Preventive-care access and voter turnout

Places with strong routine preventive-care access tend to turn out at a higher rate; Monroe County, IA sits in the top tenth nationally on this measure. Dental visits do not drive turnout; the rate reflects income, insurance, and healthcare access, which line up with who votes.

Why turnout in Monroe County looks the way it does

Areas with strong routine healthcare access turn out at higher rates. Monroe County is in the top quarter nationally for routine-care measures such as insurance coverage, preventive screenings, and dental visits. The dental-visit rate here is about 69%, about 9 points above the U.S. average of 60%. Homeowners vote more often than renters, and about 82% of households in Monroe County own their home, above 86% of counties. High high-school completion lines up with higher turnout, and about 95% of adults in Monroe County have completed high school, above 93% of counties. Learn more about the findings and methodology on the political spectrum map.

Sources and methodology

Precinct-level voting records used to fit the model come from Iowa Secretary of State, Elections, distributed by the Voting and Election Science Team. Demographic inputs come from the U.S. Census Bureau (ACS 5-year estimates and the 2020 Decennial Census). Health and environmental inputs come from the CDC (PLACES and the Environmental Justice Index). Land cover comes from the USGS and EPA. Election-day and lead-up weather come from PRISM 4km daily grids and the NOAA Global Historical Climatology Network.
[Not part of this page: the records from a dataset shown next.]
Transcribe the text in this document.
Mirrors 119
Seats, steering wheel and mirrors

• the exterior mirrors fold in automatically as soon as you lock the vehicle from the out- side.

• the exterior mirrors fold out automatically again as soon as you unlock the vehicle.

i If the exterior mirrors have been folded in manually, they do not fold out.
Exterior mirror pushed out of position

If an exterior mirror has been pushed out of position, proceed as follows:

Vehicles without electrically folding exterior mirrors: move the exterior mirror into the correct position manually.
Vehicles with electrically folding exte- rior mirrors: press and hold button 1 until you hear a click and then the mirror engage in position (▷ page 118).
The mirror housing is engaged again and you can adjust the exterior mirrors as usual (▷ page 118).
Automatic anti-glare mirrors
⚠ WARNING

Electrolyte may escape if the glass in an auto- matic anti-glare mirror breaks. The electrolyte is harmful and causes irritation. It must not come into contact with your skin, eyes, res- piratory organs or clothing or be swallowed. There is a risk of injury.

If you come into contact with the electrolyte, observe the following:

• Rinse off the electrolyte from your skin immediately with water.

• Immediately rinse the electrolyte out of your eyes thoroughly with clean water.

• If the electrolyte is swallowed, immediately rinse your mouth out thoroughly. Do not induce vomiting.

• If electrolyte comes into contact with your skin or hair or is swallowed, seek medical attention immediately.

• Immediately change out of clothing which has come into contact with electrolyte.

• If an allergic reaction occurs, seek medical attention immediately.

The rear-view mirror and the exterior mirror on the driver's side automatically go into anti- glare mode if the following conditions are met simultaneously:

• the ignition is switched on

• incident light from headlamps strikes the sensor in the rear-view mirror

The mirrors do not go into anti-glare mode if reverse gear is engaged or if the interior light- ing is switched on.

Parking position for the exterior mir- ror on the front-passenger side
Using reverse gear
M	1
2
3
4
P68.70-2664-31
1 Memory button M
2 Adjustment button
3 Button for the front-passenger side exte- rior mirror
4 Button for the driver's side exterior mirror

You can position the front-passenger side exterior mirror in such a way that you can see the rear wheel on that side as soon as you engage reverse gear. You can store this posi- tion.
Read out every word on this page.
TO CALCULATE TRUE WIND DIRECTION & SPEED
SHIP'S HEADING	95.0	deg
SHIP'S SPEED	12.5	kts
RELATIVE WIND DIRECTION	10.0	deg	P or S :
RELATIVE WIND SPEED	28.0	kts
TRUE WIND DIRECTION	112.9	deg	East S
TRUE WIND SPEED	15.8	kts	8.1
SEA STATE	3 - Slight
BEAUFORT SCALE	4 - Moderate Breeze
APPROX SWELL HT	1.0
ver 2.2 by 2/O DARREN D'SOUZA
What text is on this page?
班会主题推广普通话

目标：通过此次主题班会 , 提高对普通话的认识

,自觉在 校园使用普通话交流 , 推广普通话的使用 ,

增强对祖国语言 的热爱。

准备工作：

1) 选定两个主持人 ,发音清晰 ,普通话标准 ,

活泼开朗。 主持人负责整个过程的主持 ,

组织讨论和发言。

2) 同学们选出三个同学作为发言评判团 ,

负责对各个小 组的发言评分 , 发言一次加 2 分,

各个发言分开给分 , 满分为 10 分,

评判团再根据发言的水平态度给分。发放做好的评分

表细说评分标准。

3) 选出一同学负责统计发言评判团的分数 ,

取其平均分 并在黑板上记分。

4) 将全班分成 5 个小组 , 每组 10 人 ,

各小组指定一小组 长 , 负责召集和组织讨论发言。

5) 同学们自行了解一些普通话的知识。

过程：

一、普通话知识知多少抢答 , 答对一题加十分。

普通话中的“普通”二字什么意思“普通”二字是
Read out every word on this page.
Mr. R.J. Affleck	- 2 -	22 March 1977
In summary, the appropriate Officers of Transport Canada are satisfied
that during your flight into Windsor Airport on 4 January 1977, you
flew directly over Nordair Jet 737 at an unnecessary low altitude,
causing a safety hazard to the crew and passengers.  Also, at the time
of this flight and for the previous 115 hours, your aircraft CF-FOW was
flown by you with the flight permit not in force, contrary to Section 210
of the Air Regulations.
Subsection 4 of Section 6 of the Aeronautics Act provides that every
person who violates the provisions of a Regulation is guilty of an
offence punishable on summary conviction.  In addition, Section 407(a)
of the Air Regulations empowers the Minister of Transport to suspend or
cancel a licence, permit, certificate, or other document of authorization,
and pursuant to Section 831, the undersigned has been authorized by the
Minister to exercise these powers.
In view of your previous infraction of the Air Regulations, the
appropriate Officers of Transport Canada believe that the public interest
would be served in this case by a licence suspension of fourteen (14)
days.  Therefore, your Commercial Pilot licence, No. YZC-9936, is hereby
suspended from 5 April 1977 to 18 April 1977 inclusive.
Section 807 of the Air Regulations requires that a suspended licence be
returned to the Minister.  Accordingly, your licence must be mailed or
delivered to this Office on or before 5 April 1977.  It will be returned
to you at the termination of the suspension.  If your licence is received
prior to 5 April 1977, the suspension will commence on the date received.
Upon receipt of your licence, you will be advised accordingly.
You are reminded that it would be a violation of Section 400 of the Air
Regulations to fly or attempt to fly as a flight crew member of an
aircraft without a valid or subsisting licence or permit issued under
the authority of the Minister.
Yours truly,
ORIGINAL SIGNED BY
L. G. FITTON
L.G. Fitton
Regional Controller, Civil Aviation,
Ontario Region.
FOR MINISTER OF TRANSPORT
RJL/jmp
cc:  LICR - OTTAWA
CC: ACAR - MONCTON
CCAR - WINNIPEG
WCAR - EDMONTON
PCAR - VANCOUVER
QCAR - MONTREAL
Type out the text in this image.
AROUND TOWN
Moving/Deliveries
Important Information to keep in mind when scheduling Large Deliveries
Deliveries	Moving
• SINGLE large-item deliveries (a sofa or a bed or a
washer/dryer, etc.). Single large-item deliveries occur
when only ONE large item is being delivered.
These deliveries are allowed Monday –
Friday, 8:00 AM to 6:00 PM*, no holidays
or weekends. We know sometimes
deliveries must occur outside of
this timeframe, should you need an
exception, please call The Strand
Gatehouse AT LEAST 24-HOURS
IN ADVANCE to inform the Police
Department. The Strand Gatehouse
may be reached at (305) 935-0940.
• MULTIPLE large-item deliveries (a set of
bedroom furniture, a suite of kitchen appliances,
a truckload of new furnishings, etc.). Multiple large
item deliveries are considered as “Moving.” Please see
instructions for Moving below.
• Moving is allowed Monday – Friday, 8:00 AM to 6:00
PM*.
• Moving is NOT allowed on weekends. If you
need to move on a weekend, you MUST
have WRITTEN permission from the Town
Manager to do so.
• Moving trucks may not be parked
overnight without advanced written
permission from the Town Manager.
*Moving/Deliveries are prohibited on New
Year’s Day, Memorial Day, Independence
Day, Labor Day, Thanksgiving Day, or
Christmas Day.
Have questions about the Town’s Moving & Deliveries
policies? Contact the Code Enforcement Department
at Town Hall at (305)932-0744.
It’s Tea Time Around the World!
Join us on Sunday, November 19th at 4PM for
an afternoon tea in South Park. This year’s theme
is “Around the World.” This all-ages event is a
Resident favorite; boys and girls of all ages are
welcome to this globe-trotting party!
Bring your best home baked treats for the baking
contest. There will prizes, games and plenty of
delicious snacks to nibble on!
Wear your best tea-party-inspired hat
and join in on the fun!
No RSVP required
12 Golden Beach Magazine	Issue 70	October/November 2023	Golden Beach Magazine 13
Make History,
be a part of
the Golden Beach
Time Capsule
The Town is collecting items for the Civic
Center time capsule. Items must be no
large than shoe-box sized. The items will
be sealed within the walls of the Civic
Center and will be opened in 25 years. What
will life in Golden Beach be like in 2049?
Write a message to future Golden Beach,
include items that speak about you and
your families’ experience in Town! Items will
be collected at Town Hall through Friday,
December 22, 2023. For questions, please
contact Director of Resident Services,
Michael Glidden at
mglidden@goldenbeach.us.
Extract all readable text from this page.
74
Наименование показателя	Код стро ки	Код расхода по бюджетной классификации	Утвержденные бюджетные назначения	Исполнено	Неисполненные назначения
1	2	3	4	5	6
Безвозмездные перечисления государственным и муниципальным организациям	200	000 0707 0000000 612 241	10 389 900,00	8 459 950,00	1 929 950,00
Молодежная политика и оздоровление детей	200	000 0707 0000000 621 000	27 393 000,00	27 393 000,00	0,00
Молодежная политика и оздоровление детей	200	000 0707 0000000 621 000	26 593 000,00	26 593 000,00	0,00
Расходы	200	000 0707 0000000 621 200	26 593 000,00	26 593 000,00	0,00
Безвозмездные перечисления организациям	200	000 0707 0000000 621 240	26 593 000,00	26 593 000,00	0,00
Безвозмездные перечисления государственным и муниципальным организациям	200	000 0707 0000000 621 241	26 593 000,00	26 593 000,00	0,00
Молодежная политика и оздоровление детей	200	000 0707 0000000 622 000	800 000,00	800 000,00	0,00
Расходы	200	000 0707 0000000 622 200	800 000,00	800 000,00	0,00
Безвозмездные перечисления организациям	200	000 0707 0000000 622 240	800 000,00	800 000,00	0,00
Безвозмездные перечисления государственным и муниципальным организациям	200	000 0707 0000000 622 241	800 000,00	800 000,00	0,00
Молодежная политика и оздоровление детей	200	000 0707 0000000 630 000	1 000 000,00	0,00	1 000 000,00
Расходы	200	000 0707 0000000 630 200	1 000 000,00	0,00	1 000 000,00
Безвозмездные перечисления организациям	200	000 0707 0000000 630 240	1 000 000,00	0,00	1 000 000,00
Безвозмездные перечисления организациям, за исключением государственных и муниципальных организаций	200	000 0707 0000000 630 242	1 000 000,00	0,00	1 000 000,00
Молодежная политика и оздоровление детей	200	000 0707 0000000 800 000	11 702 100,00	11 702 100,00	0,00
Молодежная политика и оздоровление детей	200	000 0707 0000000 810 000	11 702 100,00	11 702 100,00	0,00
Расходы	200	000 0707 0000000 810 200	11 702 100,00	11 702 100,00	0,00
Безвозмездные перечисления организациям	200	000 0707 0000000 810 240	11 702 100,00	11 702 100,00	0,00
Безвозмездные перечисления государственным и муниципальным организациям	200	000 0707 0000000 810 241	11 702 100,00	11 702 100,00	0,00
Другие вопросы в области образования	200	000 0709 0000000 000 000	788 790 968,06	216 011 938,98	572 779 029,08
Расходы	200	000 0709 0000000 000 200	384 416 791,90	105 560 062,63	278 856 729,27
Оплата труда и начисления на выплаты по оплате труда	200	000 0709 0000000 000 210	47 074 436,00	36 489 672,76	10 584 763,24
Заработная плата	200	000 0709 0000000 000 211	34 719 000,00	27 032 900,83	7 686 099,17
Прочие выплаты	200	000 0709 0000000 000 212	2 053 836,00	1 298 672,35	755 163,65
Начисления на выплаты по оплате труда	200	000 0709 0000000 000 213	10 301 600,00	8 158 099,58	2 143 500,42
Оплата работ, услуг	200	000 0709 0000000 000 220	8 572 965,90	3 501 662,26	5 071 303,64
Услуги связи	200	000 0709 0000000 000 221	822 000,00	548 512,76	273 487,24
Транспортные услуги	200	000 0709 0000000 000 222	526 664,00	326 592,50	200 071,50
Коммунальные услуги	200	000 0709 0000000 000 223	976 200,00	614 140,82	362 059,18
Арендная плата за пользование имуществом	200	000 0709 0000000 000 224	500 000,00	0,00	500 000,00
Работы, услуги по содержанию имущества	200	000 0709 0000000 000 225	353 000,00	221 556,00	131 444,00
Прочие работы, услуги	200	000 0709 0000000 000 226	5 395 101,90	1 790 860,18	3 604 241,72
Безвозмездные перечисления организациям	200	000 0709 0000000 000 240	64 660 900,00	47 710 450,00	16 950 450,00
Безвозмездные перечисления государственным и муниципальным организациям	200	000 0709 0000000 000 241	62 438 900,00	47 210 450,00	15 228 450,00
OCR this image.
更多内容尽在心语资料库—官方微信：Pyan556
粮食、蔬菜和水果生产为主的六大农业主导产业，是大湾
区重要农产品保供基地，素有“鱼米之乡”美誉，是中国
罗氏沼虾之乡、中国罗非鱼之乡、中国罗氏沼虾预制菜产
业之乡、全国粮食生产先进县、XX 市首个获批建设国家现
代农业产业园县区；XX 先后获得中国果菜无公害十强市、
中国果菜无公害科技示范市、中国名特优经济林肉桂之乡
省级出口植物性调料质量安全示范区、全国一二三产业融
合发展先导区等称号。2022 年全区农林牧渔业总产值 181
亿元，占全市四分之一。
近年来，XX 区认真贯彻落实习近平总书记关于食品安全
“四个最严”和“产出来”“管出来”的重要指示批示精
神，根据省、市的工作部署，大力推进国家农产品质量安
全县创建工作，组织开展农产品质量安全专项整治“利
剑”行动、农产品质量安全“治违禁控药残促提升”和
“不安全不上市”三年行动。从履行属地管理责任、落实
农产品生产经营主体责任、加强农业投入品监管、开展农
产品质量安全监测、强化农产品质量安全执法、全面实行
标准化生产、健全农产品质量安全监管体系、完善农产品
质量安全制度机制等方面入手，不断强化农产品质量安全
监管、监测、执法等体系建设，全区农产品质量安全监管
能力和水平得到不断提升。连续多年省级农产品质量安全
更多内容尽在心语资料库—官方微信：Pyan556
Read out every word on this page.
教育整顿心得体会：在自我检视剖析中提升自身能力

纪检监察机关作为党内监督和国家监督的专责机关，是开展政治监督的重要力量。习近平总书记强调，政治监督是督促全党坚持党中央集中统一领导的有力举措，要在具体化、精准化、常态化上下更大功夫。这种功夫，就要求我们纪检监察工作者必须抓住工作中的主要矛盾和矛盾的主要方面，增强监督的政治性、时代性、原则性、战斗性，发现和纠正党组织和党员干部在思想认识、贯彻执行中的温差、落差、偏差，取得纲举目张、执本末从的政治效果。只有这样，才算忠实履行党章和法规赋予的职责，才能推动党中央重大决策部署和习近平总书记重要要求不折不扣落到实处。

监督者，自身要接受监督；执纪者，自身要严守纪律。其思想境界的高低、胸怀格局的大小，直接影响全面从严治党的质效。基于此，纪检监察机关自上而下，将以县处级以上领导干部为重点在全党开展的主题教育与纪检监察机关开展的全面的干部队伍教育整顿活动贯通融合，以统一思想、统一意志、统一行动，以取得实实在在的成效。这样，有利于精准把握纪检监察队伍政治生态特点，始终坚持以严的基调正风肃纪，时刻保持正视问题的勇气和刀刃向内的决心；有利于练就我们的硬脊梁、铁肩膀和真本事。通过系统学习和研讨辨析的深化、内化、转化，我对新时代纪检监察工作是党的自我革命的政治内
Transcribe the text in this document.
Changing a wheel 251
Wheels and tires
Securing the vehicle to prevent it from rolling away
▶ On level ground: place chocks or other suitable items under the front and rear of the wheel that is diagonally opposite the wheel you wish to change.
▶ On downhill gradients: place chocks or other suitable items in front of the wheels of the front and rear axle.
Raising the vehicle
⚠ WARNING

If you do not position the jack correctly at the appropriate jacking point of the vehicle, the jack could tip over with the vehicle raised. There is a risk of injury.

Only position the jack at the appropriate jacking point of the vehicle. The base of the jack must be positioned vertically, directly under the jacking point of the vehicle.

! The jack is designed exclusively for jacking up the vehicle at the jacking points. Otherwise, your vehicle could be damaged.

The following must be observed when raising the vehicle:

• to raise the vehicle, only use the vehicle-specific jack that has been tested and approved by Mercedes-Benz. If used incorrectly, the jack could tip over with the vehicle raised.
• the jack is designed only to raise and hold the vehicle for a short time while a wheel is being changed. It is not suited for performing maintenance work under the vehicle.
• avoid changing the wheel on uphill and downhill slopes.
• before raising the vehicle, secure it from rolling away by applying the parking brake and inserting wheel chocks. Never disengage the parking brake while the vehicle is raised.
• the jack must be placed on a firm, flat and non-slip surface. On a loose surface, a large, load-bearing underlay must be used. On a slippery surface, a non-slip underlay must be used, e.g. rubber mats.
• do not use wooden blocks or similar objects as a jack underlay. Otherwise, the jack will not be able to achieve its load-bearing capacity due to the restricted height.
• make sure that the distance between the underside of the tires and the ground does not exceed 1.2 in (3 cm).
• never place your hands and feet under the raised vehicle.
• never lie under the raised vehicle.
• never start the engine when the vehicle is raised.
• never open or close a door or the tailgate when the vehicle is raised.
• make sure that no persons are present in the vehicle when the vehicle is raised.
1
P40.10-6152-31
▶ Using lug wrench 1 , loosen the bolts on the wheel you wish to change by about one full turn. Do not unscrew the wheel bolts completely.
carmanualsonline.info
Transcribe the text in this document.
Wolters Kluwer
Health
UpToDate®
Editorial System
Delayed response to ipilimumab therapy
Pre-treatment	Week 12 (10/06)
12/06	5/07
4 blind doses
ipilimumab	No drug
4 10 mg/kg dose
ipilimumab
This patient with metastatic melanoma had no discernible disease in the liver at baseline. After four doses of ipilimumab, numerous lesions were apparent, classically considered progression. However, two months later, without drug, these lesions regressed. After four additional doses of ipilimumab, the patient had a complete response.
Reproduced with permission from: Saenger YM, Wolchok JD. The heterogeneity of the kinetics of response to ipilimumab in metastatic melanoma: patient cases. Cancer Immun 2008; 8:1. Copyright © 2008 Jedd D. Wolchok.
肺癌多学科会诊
Mail-voting and election-administration patterns come from the MIT Election Lab's Survey of the Performance of American Elections. Block-group crime detail comes from CrimeGrade. Internet data and modeling support provided by ISPreports.org.

Modeling and analysis by the BestNeighborhood data science team. Full methodology and findings: political spectrum map.

Methodology reviewed by the BestNeighborhood data team. Last updated May 2026.